Kubernetes version: 1.21.13
Cloud being used: AWS
Host OS: bottlerocket
We have our application configured in Kubernetes with a liveness/readiness probes like this:
Liveness: http-get https://:3443/status delay=300s timeout=5s period=30s #success=1 #failure=20 Readiness: http-get https://:3443/status delay=60s timeout=5s period=30s #success=1 #failure=20
Notice the failure count is 20, which to my knowledge means the probe should not take any direct actions until it’s failed 20 times which works for normal non-200 responses. However we’ve been experiencing issues… where when the probe calls the ‘/status’ url but it “times out or reset by peer”. This is due to the application being overloaded which yes I know is our issue to resolve. However, what I don’t understand is that when the timeout happens Kubernetes immediately restarts the PODs without waiting for 20 failures.
Liveness probe failed: Get "https://10.2.2.89:3443/status": read tcp 10.2.2.149:36702->10.2.2.89:3443: read: connection reset by peer Liveness probe failed: Get http://10.0.1.220:3000/healthz: net/http: request canceled (Client.Timeout exceeded while awaiting headers)

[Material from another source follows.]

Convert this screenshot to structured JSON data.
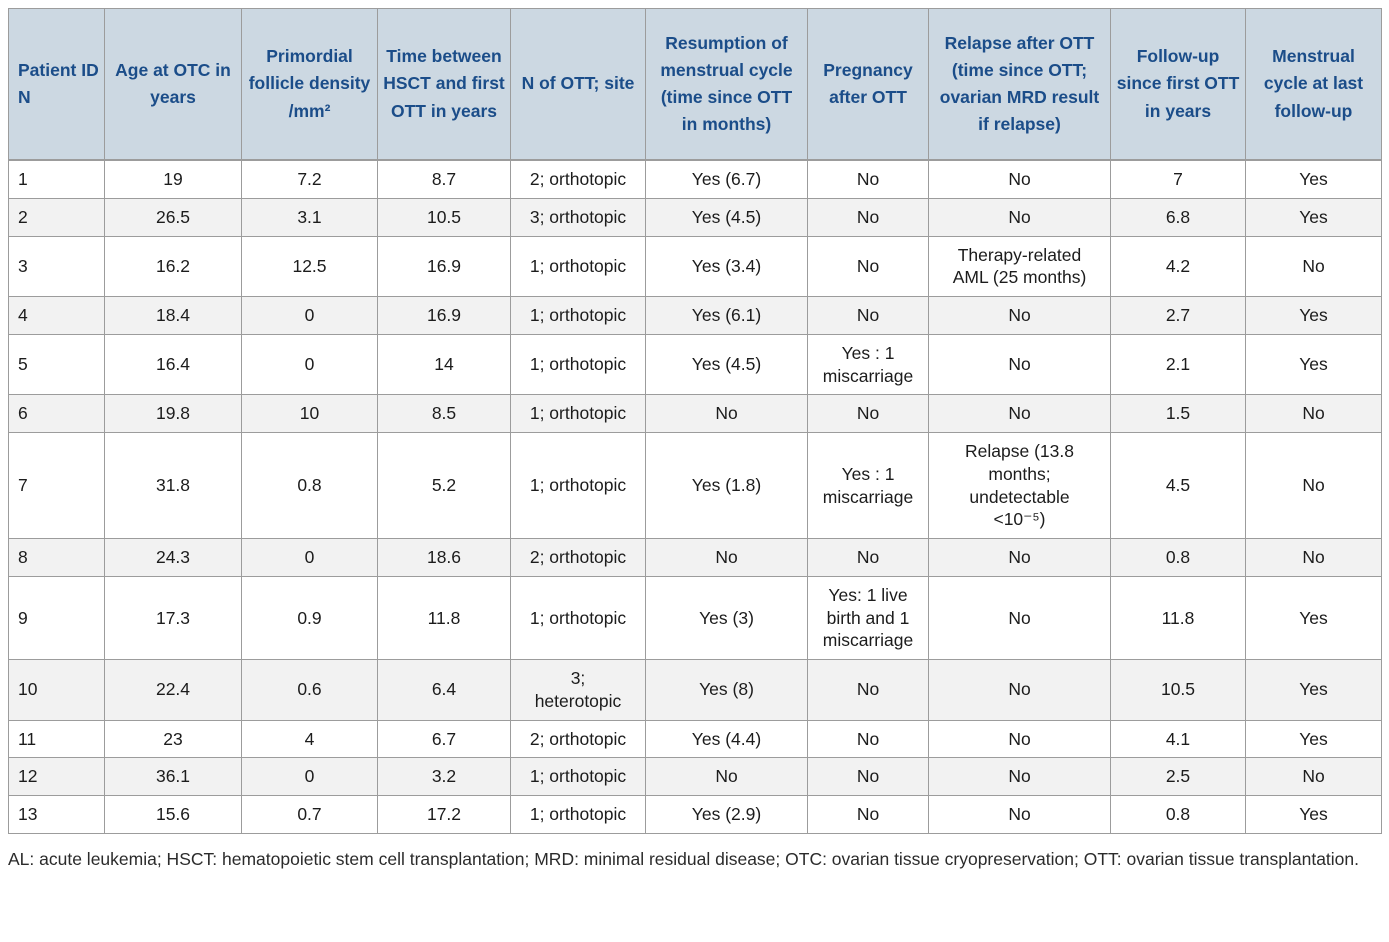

The issue is of course that having the application fail with a single failure is causing us issues since a simple network hiccup or few sec overload of the application can take it down.
Could anyone suggest a solution to this is there another “failure count” for network issues or some other way to get it to allow multiple attempts? We are working to resolve the overload issue in the product, but I’m honestly confused why it isn’t following the failure count?